Tuesday, December 23, 2008

Making Primitive Biochar

Those who have followed my blog know that I proposed a method for producing biochar that was plausible inside the limitations placed on an antique society living in the Amazon rainforest. Key to the time and place was the use of maize as the principal source material. That this was so was confirmed by published pollen studies and by more recent translations of sixteenth century reports from southern Brazil which described widespread maize culture.

When I began my thought experiment, the presence of maize seemed very unlikely in view of the known dynamics of rainforest soils. Yet I needed a plant that produced packable waste that could be handled without steel tools. Wood was both high cost in human energy inputs and very resistant to charring and crushing. Most other crops simply failed to produce both a crop and much biomass. No primitive farmer was going to plant a stand-alone char feedstock and lose a season.

This is where corn or maize came in. It produced a stable easy to store high volume crop that also produced perhaps ten tons per acre of corn stover. This stover was also very packable because there are no branches. What made it more attractive was the root ball which is in the form of a disc and is often very easy to pull out of the soil. Thus a field could be stripped of its ripe corn and then stripped easily of its stover.

Stacking the stalks was easily accomplished and using the root balls to form an outer wall simply a matter of paying attention. The key idea was to provide an outer shell of mud that closed off the packed stover. Now they did not have a sheet of metal foil to add another heat resistant air tight layer, so it is likely that they slathered on a thin layer of river clay to form a air tight seal. Again field experiments will inform us as to the extent that this is all necessary.

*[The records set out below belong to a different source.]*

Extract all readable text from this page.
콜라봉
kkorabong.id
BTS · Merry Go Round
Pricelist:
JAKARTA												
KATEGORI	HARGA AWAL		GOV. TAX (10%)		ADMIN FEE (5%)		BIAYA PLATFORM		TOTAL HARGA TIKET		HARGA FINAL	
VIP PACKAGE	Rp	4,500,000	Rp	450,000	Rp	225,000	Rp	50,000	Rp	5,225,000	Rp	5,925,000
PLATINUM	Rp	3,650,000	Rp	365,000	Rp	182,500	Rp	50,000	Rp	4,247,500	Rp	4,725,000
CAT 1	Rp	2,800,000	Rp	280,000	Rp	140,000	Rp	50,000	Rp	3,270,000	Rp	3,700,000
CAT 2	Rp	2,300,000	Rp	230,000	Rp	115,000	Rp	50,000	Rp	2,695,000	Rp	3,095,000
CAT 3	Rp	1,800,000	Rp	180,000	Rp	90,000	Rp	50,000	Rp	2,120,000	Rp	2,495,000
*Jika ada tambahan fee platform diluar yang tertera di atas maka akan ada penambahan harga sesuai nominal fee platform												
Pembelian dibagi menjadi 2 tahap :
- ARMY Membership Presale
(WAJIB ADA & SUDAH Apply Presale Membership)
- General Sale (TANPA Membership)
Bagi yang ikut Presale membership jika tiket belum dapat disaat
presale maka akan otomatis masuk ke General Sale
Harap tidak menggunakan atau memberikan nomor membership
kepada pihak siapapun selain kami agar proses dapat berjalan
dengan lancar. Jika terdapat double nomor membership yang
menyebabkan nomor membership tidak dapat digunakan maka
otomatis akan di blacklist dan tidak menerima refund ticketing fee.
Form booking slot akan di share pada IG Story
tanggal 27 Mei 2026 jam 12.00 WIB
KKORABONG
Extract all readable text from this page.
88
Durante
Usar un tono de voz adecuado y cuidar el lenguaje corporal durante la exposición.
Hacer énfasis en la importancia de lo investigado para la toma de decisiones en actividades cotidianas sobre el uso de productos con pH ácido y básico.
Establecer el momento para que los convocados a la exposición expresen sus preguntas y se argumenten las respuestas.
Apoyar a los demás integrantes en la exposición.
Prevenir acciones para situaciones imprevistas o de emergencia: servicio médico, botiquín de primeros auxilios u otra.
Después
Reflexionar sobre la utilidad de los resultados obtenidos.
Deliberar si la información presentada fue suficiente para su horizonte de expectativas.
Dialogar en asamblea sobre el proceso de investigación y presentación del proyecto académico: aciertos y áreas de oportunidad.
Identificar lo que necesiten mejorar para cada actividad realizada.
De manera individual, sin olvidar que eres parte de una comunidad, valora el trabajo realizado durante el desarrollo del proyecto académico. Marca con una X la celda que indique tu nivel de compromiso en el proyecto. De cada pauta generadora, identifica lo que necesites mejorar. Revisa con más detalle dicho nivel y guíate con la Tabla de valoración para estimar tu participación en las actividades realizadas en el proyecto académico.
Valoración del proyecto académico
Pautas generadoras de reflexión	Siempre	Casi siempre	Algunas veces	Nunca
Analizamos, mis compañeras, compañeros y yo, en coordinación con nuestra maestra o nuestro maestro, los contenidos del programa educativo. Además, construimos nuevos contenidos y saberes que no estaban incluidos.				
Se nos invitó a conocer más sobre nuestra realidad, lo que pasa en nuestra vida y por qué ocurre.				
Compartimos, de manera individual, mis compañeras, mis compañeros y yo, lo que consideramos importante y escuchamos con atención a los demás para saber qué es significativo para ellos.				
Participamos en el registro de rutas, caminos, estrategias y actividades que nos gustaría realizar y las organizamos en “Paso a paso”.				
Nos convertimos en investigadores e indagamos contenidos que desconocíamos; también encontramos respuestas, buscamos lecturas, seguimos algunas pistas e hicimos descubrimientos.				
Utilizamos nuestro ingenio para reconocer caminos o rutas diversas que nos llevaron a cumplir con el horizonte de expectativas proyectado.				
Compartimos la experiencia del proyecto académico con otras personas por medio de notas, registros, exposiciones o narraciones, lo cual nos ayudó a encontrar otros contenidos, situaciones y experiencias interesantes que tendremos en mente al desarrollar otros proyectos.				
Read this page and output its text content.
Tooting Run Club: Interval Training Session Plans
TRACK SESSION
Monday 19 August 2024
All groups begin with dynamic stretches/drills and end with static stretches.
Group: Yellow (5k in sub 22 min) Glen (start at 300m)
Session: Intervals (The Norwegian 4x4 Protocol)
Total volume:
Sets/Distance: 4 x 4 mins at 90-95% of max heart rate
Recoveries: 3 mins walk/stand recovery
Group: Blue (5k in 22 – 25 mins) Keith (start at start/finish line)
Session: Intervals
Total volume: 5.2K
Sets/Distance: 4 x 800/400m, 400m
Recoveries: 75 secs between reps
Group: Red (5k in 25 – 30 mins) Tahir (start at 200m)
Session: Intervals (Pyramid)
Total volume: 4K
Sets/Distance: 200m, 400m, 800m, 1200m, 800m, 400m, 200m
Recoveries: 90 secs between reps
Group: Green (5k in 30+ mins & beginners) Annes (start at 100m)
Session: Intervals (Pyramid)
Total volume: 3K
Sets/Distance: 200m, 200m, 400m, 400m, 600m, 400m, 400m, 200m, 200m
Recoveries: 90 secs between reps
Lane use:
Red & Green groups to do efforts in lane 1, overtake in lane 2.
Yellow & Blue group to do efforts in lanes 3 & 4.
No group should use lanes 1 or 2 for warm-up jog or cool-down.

At the end of the day, without any tools, we have a thin clay dome or a mud dome enclosing ten tons of packed stover.

This is then loaded with a charge of burning coals. I have considered top down but suspect that simply feeding a charge in through the bottom perhaps along a narrow trench will be good enough. A small amount of air will be drawn to the charge maintaining the heat production and the produced heat will steadily reduce the maize very quickly. Gasses will be captured and ignite as the burn progresses steadily reducing the load.

Eventually the whole load will collapse upon which it will be smothered with more dirt.

I had originally envisaged this process taking many hours, however corn stover is like paper and merely needs to be heated for it to curl up and quickly decompose.

Ten tons or one acres production would give us three tons of biochar which is ample for that one acre, particularly if one goes the extra step of creating seed hills on only a third of the surface. In one season, you are in business. The one remaining mystery is why this method failed to make it out of the Amazon, because it would have nicely augmented the three sisters throughout the Americas. Or perhaps it did and we simply never noticed or our steel got there first and disease got there first.